BSA exposes cloud application license abuse

The BSA has discovered that firms are sharing log-in credentials for cloud applications between staff in a move that would violate license agreements

The BSA has revealed a form of license abuse, sharing log-on details, is widespread in a significant number of customers already.

As well as highlighting that problem the software lobby group found that the use of free cloud computing services is on the increase with users starting to use hosted applications for both personal and business use and emerging markets are potentially leap-frogging established mature market counterparts with their use of the cloud.

But it is the shared use of log-on details, with around 42% of organisations that use paid cloud services sharing sign-in details among staff, that has caused alarm.
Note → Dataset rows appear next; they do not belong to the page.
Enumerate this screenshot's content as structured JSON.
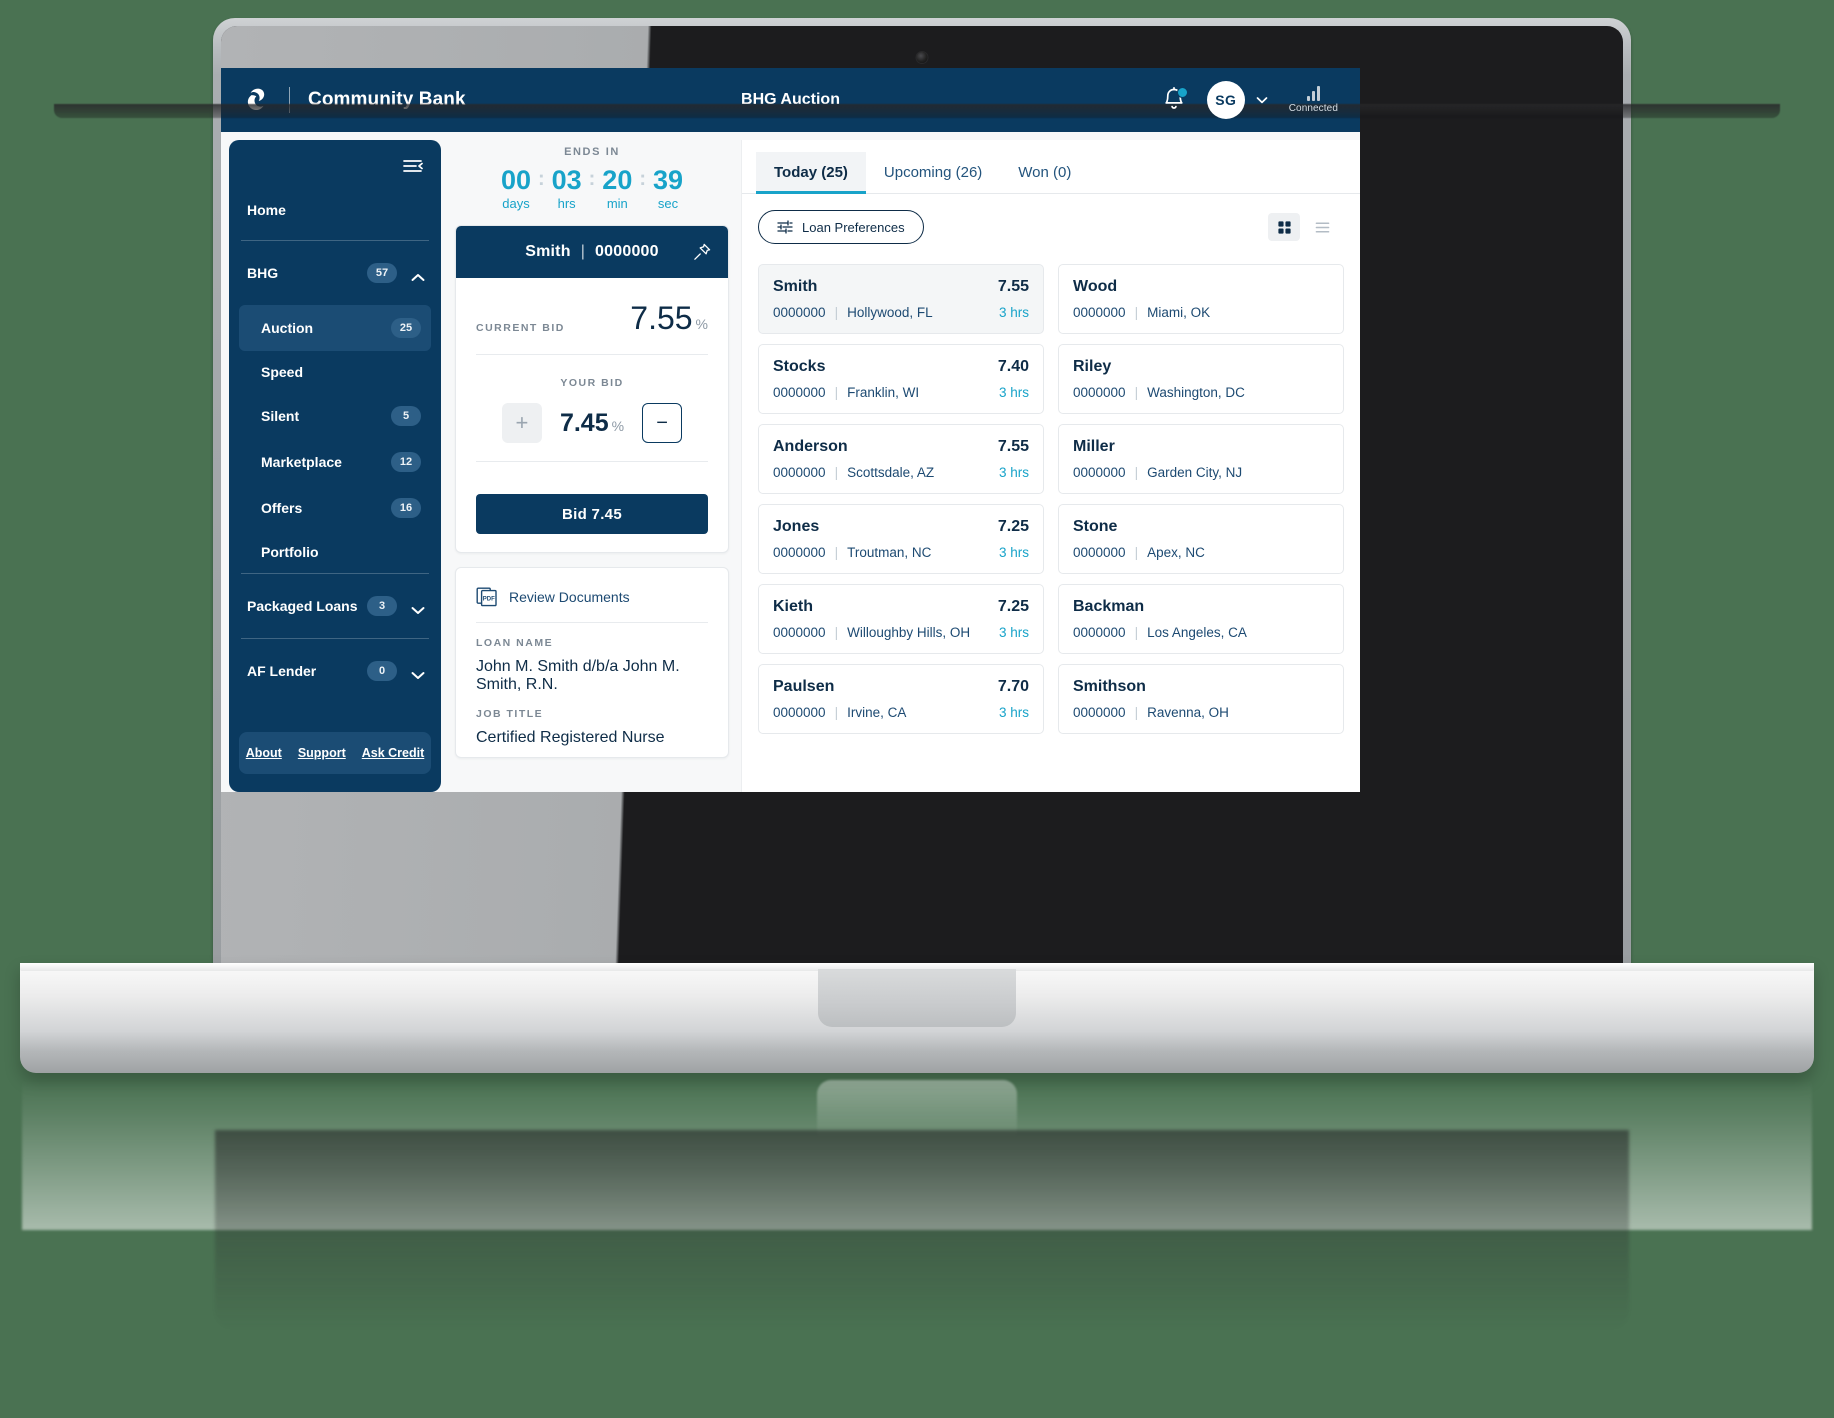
{
  "appbar": {
    "brand_name": "Community Bank",
    "title": "BHG Auction",
    "logo_icon": "swirl-logo-icon",
    "bell_icon": "notification-bell-icon",
    "avatar_initials": "SG",
    "chevron_icon": "chevron-down-icon",
    "signal_icon": "signal-bars-icon",
    "connection_status": "Connected"
  },
  "sidebar": {
    "collapse_icon": "collapse-sidebar-icon",
    "home_label": "Home",
    "groups": [
      {
        "label": "BHG",
        "badge": "57",
        "caret": "chevron-up-icon",
        "expanded": true
      },
      {
        "label": "Packaged Loans",
        "badge": "3",
        "caret": "chevron-down-icon",
        "expanded": false
      },
      {
        "label": "AF Lender",
        "badge": "0",
        "caret": "chevron-down-icon",
        "expanded": false
      }
    ],
    "items": [
      {
        "label": "Auction",
        "badge": "25",
        "active": true
      },
      {
        "label": "Speed",
        "badge": "",
        "active": false
      },
      {
        "label": "Silent",
        "badge": "5",
        "active": false
      },
      {
        "label": "Marketplace",
        "badge": "12",
        "active": false
      },
      {
        "label": "Offers",
        "badge": "16",
        "active": false
      },
      {
        "label": "Portfolio",
        "badge": "",
        "active": false
      }
    ],
    "footer_links": [
      "About",
      "Support",
      "Ask Credit"
    ]
  },
  "center": {
    "ends_in_label": "ENDS IN",
    "countdown": [
      {
        "value": "00",
        "unit": "days"
      },
      {
        "value": "03",
        "unit": "hrs"
      },
      {
        "value": "20",
        "unit": "min"
      },
      {
        "value": "39",
        "unit": "sec"
      }
    ],
    "bid_card": {
      "borrower": "Smith",
      "loan_id": "0000000",
      "separator": "|",
      "pin_icon": "pin-icon",
      "current_bid_label": "CURRENT BID",
      "current_bid_value": "7.55",
      "percent": "%",
      "your_bid_label": "YOUR BID",
      "increment_icon": "plus-icon",
      "decrement_icon": "minus-icon",
      "your_bid_value": "7.45",
      "bid_button_label": "Bid  7.45"
    },
    "documents": {
      "pdf_icon": "pdf-document-icon",
      "review_label": "Review Documents",
      "fields": [
        {
          "label": "LOAN NAME",
          "value": "John M. Smith d/b/a John M. Smith, R.N."
        },
        {
          "label": "JOB TITLE",
          "value": "Certified Registered Nurse"
        }
      ]
    }
  },
  "right_panel": {
    "tabs": [
      {
        "label": "Today (25)",
        "active": true
      },
      {
        "label": "Upcoming (26)",
        "active": false
      },
      {
        "label": "Won (0)",
        "active": false
      }
    ],
    "loan_preferences_label": "Loan Preferences",
    "preferences_icon": "filter-sliders-icon",
    "grid_view_icon": "grid-view-icon",
    "list_view_icon": "list-view-icon",
    "loans": [
      {
        "name": "Smith",
        "rate": "7.55",
        "id": "0000000",
        "location": "Hollywood, FL",
        "time": "3 hrs",
        "selected": true
      },
      {
        "name": "Wood",
        "rate": "",
        "id": "0000000",
        "location": "Miami, OK",
        "time": "",
        "selected": false
      },
      {
        "name": "Stocks",
        "rate": "7.40",
        "id": "0000000",
        "location": "Franklin, WI",
        "time": "3 hrs",
        "selected": false
      },
      {
        "name": "Riley",
        "rate": "",
        "id": "0000000",
        "location": "Washington, DC",
        "time": "",
        "selected": false
      },
      {
        "name": "Anderson",
        "rate": "7.55",
        "id": "0000000",
        "location": "Scottsdale, AZ",
        "time": "3 hrs",
        "selected": false
      },
      {
        "name": "Miller",
        "rate": "",
        "id": "0000000",
        "location": "Garden City, NJ",
        "time": "",
        "selected": false
      },
      {
        "name": "Jones",
        "rate": "7.25",
        "id": "0000000",
        "location": "Troutman, NC",
        "time": "3 hrs",
        "selected": false
      },
      {
        "name": "Stone",
        "rate": "",
        "id": "0000000",
        "location": "Apex, NC",
        "time": "",
        "selected": false
      },
      {
        "name": "Kieth",
        "rate": "7.25",
        "id": "0000000",
        "location": "Willoughby Hills, OH",
        "time": "3 hrs",
        "selected": false
      },
      {
        "name": "Backman",
        "rate": "",
        "id": "0000000",
        "location": "Los Angeles, CA",
        "time": "",
        "selected": false
      },
      {
        "name": "Paulsen",
        "rate": "7.70",
        "id": "0000000",
        "location": "Irvine, CA",
        "time": "3 hrs",
        "selected": false
      },
      {
        "name": "Smithson",
        "rate": "",
        "id": "0000000",
        "location": "Ravenna, OH",
        "time": "",
        "selected": false
      }
    ]
  },
  "colors": {
    "navy": "#0a3a60",
    "teal": "#18a3c9",
    "page_background": "#4a7252",
    "surface": "#ffffff",
    "muted_text": "#7c8894"
  }
}
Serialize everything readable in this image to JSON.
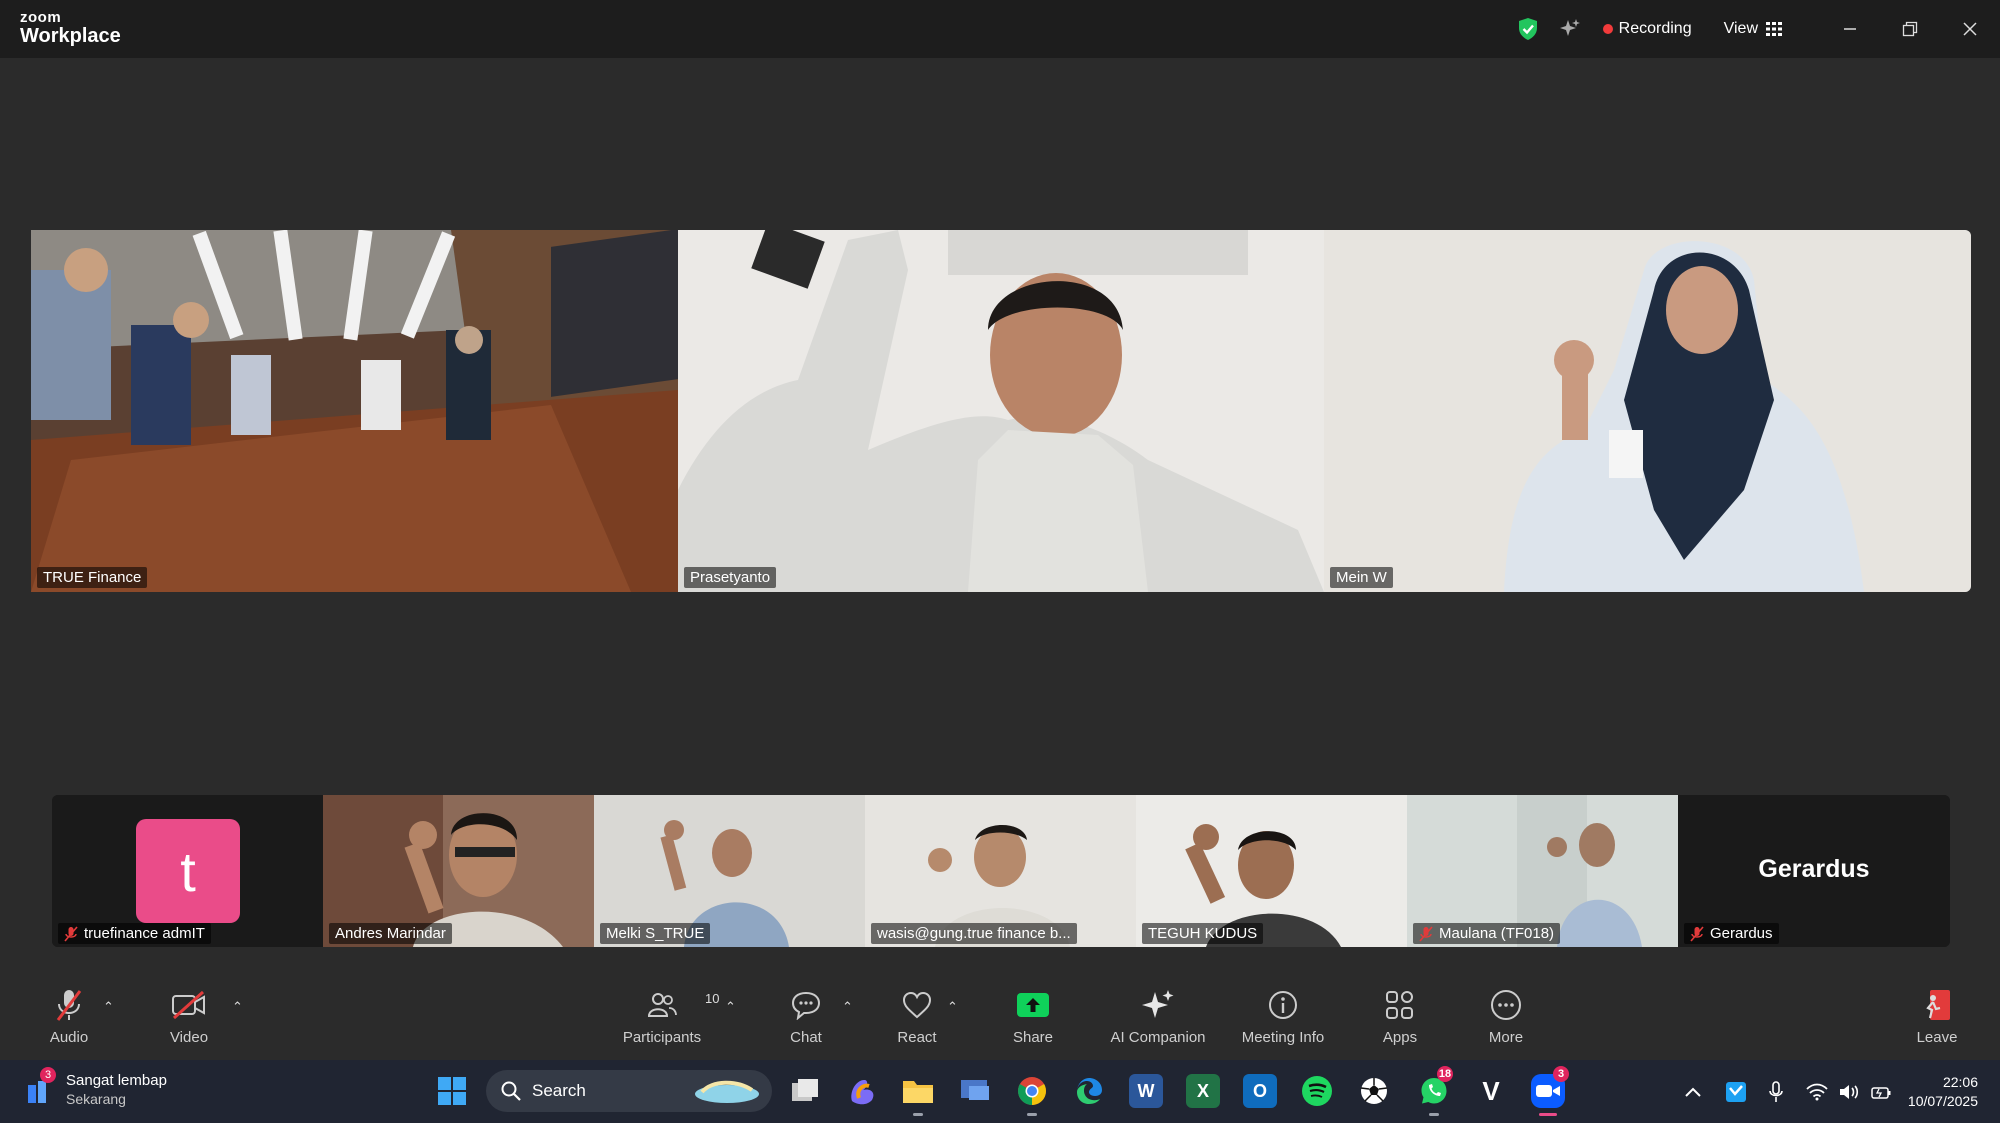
{
  "titlebar": {
    "logo_top": "zoom",
    "logo_bottom": "Workplace",
    "recording_label": "Recording",
    "view_label": "View"
  },
  "main_tiles": [
    {
      "name": "TRUE Finance"
    },
    {
      "name": "Prasetyanto"
    },
    {
      "name": "Mein W"
    }
  ],
  "strip_tiles": [
    {
      "name": "truefinance admIT",
      "avatar_letter": "t",
      "muted": true,
      "video": false
    },
    {
      "name": "Andres Marindar",
      "muted": false,
      "video": true
    },
    {
      "name": "Melki S_TRUE",
      "muted": false,
      "video": true
    },
    {
      "name": "wasis@gung.true finance b...",
      "muted": false,
      "video": true
    },
    {
      "name": "TEGUH KUDUS",
      "muted": false,
      "video": true
    },
    {
      "name": "Maulana (TF018)",
      "muted": true,
      "video": true
    },
    {
      "name": "Gerardus",
      "display_name": "Gerardus",
      "muted": true,
      "video": false
    }
  ],
  "toolbar": {
    "audio": "Audio",
    "video": "Video",
    "participants": "Participants",
    "participant_count": "10",
    "chat": "Chat",
    "react": "React",
    "share": "Share",
    "ai_companion": "AI Companion",
    "meeting_info": "Meeting Info",
    "apps": "Apps",
    "more": "More",
    "leave": "Leave"
  },
  "taskbar": {
    "weather_title": "Sangat lembap",
    "weather_sub": "Sekarang",
    "weather_badge": "3",
    "search_label": "Search",
    "whatsapp_badge": "18",
    "zoom_badge": "3",
    "time": "22:06",
    "date": "10/07/2025"
  },
  "colors": {
    "recording_dot": "#f23b3b",
    "share_green": "#0fd15a",
    "avatar_pink": "#ea4c89",
    "shield_green": "#22c55e"
  }
}
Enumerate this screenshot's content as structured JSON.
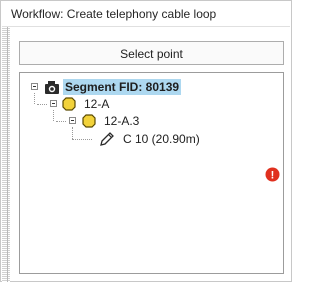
{
  "window": {
    "title": "Workflow: Create telephony cable loop"
  },
  "toolbar": {
    "select_point_label": "Select point"
  },
  "tree": {
    "root": {
      "label": "Segment FID: 80139",
      "icon": "camera-segment-icon",
      "expanded": true,
      "selected": true
    },
    "level1": {
      "label": "12-A",
      "icon": "yellow-node-icon",
      "expanded": true
    },
    "level2": {
      "label": "12-A.3",
      "icon": "yellow-node-icon",
      "expanded": true
    },
    "level3": {
      "label": "C 10 (20.90m)",
      "icon": "pencil-icon"
    }
  },
  "status": {
    "error_icon": "error-icon",
    "error_glyph": "!",
    "error_color": "#e0301e"
  },
  "colors": {
    "selection": "#add8f0",
    "node_yellow": "#f2d23a",
    "border": "#9c9c9c"
  }
}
"This is eye opening data," said BSA president and CEO Robert Holleyman, who added "It doesn't necessarily mean 42% of those who say they used paid cloud services for business also say they share their login credentials inside their organisations."

"On this, there is a noteworthy split. In emerging economies, 45% of those using paid cloud services for business say they share their login-in credentials internally, compared to 30% in mature economies," he added.

But with the survey of the take-up of cloud applications indicating that emerging markets are adopting them more rapidly than mature countries the potential scope for license abuse is fairly large.

"If you live in a developing economy and use a computer, then, likely as not, you also use cloud computing services at least some of the time for email, word processing, document or photo storage, or other things," said Holleyman.